NEW YORK (
) -- An economist who gets a cookie also wants a glass of milk.
To illustrate expectations ahead of Friday's monthly jobs report, look back only one month ago when monthly forecasts were still in the 150,000 ballpark for newly created jobs. After monthly gains ticked north of 200,000 in December and
then again in January, economists are now looking for the same to happen in February.
Like expectations for declining jobless claims, the outlook for hiring is ramping up steadily. "Growth in hiring in the services sector is good, but now we want to see jobs being created in sectors that pay more, like manufacturing and professional services," says Quincy Krosby, market strategist with Prudential Financial. "We want to see a broader foundation for job growth because that points to sustainable economic growth."

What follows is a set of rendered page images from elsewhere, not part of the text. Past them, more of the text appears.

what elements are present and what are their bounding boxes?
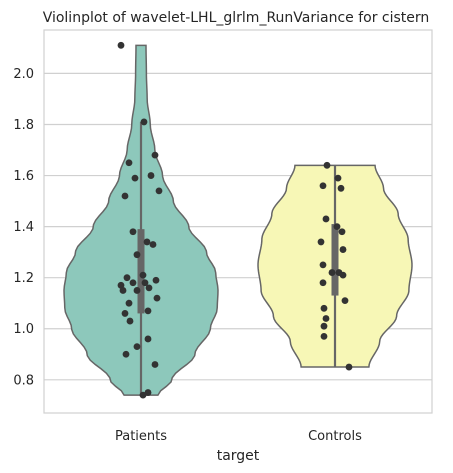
- data-point: [334, 174, 342, 182]
- data-point: [144, 307, 152, 315]
- data-point: [133, 251, 141, 259]
- data-point: [131, 174, 139, 182]
- data-point: [126, 317, 134, 325]
- strip-points: [317, 161, 353, 371]
- data-point: [319, 182, 327, 190]
- data-point: [323, 161, 331, 169]
- data-point: [337, 184, 345, 192]
- data-point: [121, 310, 129, 317]
- x-tick-label-controls: Controls: [308, 429, 362, 444]
- data-point: [328, 269, 336, 276]
- y-tick-label: 1.6: [13, 169, 34, 184]
- data-point: [320, 322, 328, 330]
- data-point: [117, 281, 125, 289]
- data-point: [151, 361, 159, 368]
- data-point: [143, 238, 151, 246]
- data-point: [322, 315, 330, 322]
- plot-frame: [43, 29, 433, 414]
- data-point: [125, 159, 133, 167]
- data-point: [320, 304, 328, 312]
- data-point: [333, 223, 341, 231]
- data-point: [140, 118, 148, 126]
- data-point: [345, 363, 353, 371]
- data-point: [119, 287, 127, 294]
- y-tick-label: 1.0: [13, 322, 34, 337]
- strip-points: [117, 41, 163, 399]
- y-tick-labels: 0.8 1.0 1.2 1.4 1.6 1.8 2.0: [13, 67, 34, 388]
- data-point: [153, 294, 161, 302]
- y-tick-label: 2.0: [13, 67, 34, 82]
- data-point: [121, 192, 129, 200]
- data-point: [145, 284, 153, 292]
- x-tick-labels: Patients Controls: [115, 429, 362, 444]
- median-marker: [332, 257, 338, 262]
- data-point: [144, 389, 152, 396]
- data-point: [339, 246, 347, 253]
- data-point: [123, 274, 131, 282]
- data-point: [320, 333, 328, 340]
- data-point: [147, 172, 155, 179]
- violins: [63, 41, 413, 399]
- x-axis-label: target: [217, 448, 260, 464]
- data-point: [129, 228, 137, 236]
- chart-title: Violinplot of wavelet-LHL_glrlm_RunVaria…: [43, 10, 430, 26]
- data-point: [117, 41, 125, 49]
- data-point: [149, 241, 157, 248]
- data-point: [317, 238, 325, 246]
- y-tick-label: 1.8: [13, 118, 34, 133]
- violin-patients: [63, 41, 219, 399]
- data-point: [339, 271, 347, 279]
- median-marker: [138, 244, 144, 250]
- data-point: [141, 279, 149, 287]
- data-point: [129, 279, 137, 287]
- y-tick-label: 0.8: [13, 373, 34, 388]
- data-point: [341, 297, 349, 305]
- y-tick-label: 1.4: [13, 220, 34, 235]
- y-tick-label: 1.2: [13, 271, 34, 286]
- iqr-box: [137, 229, 145, 314]
- data-point: [152, 276, 160, 284]
- x-tick-label-patients: Patients: [115, 429, 167, 444]
- data-point: [133, 343, 141, 351]
- data-point: [319, 261, 327, 269]
- data-point: [133, 287, 141, 294]
- data-point: [139, 271, 147, 279]
- data-point: [322, 215, 330, 223]
- data-point: [125, 299, 133, 307]
- data-point: [338, 228, 346, 236]
- violin-controls: [257, 161, 413, 371]
- data-point: [144, 335, 152, 343]
- data-point: [319, 279, 327, 287]
- data-point: [122, 350, 130, 358]
- data-point: [151, 151, 159, 159]
- data-point: [155, 187, 163, 195]
- data-point: [139, 391, 147, 399]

The consensus, according to Thomson Reuters, for February is 225,000 new private-sector jobs for a total net job gain of 210,000, just shy of the 243,000 net new jobs created in the month of January. Unemployment last month likely stayed put at 8.3%.

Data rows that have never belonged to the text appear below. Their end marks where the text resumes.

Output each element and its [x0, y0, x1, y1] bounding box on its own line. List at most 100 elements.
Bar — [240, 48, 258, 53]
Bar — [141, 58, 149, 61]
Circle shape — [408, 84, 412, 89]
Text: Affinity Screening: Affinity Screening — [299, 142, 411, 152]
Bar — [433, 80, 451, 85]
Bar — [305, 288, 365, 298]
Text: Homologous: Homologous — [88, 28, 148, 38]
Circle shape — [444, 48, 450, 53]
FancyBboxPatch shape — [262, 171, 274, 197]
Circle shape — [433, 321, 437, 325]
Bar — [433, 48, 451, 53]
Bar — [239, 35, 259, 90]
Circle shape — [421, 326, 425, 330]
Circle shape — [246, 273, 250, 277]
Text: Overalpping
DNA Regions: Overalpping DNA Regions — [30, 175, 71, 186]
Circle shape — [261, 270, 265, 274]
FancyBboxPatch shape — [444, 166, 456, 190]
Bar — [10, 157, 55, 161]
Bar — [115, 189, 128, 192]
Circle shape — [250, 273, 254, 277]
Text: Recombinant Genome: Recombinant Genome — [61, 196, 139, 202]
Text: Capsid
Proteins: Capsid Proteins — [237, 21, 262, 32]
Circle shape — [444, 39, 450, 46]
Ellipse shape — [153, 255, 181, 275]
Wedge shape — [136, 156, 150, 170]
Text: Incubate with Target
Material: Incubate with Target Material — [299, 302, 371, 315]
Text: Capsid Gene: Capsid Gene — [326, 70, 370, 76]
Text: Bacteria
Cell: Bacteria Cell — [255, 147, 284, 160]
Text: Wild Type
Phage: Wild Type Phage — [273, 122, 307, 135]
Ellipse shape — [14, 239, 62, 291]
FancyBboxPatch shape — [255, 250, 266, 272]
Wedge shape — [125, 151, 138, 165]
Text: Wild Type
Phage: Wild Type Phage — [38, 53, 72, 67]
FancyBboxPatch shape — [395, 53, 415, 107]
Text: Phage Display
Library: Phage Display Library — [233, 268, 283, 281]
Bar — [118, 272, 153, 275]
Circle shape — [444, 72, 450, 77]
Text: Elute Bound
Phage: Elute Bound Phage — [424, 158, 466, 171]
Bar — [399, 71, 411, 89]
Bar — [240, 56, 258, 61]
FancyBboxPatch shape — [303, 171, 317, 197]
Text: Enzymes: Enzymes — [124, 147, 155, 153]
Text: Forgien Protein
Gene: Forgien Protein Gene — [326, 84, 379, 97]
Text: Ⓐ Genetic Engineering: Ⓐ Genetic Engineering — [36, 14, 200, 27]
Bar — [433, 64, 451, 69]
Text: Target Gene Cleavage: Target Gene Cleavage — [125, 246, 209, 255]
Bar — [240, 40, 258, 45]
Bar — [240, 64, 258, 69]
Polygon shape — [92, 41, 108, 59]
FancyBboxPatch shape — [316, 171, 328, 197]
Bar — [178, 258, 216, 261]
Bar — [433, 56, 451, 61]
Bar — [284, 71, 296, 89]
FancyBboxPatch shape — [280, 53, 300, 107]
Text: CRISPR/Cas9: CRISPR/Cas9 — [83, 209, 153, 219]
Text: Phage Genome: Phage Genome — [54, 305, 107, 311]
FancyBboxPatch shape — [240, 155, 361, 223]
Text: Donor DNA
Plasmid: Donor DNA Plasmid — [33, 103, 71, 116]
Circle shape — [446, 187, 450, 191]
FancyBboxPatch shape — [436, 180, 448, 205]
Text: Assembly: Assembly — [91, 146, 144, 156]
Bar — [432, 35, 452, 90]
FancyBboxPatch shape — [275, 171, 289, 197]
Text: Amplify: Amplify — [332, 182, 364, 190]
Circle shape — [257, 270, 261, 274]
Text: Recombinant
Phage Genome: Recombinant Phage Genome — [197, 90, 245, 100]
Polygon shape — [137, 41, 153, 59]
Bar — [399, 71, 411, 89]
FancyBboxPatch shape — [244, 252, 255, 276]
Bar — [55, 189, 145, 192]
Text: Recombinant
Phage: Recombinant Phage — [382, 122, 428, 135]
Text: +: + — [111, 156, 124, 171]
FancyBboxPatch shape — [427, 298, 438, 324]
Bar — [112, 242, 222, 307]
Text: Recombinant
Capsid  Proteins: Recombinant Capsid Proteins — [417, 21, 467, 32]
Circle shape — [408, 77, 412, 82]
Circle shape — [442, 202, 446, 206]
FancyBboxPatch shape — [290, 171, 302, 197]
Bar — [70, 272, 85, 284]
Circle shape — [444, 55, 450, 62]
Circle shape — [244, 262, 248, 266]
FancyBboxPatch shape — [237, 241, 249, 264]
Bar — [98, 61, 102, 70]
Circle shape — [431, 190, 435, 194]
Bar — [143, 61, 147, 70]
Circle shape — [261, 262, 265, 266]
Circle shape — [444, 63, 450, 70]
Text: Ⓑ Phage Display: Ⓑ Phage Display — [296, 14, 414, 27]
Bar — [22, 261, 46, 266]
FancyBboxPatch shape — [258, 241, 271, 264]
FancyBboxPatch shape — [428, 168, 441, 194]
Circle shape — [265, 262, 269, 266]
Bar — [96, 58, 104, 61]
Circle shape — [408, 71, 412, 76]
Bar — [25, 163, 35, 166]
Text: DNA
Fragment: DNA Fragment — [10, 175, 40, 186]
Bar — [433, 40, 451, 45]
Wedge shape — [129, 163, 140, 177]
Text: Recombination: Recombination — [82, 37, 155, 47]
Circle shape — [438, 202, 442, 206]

Already, payroll processing firm Automatic Processing Data has come out with encouraging monthly figures, reporting earlier this week that companies
added 216,000 new jobs in February.
Economists are saying that the ADP may have even underestimated the gain in the official count. "That's what it did in January when the ADP series rose 173,000, while the comparable official private payrolls rose 257,000," notes Ed Yardeni, economist at Yardeni Research. "Ditto all last year when the ADP data averaged monthly gains of 156,400, while the official tally averaged 174,250 per month."
High Frequency Economists, which is looking for the government to report 250,000 new jobs, also notes the ADP tends to undershoot. The firm's estimate is only accurate within 100,000 each month, a far cry from perfectly precise.
Jobless claims are supporting a bullish thesis for hiring.
Despite a slight rise in the latest weekly claims due to seasonal factors, unemployment benefits are near a four year low if one looks at the four-week average for weekly jobless claims. That average has fallen since mid-2011 and is down 86,000 from its peak of 440,000, according to High Frequency Economics. Year-over-year, claims having fallen at a rate of 10%.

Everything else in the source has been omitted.